I'm a software engineer (have been for 20+ years) and have over the past few years taken quite an interest in math. I would appreciate it if anyone is able to help me out with my question.
I understand the following:
$$\int g’(x)\,dx = \int dg$$
This makes sense to me.
$$\int g’(x)\,dx = g(x)+c$$ $$\int dg = g(x) + c$$
That being the case, $\displaystyle \int g'(x)\,dx = \int dg$.
As far as I know, this is also true:
$$\int f(x)g’(x)\,dx = \int f(x)\,dg$$
What I don't completely understand is why you can put $f(x)$ in each of these integrals and they continue to be equal. I mean, I understand that if $\int g’(x)\,dx = \int dg$, then I should be able to swap $g’(x)\,dx$ for $dg$ (or vice versa), but I'm trying to visualize how $f(x)$ doesn't somehow throw this off.

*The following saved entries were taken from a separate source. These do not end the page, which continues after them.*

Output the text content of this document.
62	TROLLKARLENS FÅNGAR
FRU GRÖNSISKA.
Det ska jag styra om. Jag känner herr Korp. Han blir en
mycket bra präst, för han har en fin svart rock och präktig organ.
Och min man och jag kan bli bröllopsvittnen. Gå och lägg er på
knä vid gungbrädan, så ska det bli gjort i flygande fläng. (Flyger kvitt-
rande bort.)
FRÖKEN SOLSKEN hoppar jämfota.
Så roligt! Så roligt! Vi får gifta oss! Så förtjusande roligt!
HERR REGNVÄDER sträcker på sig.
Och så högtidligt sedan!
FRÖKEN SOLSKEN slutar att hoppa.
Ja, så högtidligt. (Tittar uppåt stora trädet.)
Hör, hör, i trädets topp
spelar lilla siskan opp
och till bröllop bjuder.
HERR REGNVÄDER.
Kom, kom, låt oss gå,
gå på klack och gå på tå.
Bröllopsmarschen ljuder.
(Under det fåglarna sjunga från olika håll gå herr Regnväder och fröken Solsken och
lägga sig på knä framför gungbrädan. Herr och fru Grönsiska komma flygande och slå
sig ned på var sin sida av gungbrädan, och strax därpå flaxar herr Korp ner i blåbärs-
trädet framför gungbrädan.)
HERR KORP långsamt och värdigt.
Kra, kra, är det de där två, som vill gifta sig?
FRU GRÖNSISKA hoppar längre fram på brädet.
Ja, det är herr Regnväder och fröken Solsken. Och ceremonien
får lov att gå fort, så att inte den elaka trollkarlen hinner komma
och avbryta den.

Just reading it, I am looking for the integral of $f(x)$ multiplied by $g’(x)$ with respect to $x$ and the integral of $f(x)$ with respect to $g$.
Can someone explain the logic of this to me and/or point me to an applicable proof? I've Googled around to see if I can find a good explanation, but I must not be describing my question in the search query well enough (hopefully I am doing an OK job describing it here).
What you should read is that, by definition, $dg=g'(x)\,dx$. This relation holds independently of integration.
For example, you can use it in the chain rule,
$$\frac{dg}{dt}=g'(x)\frac{dx}{dt}.$$
[If you want to be picky, $\dfrac{dg(x(t))}{dt}=g'(x(t))\dfrac{dx(t)}{dt}$.]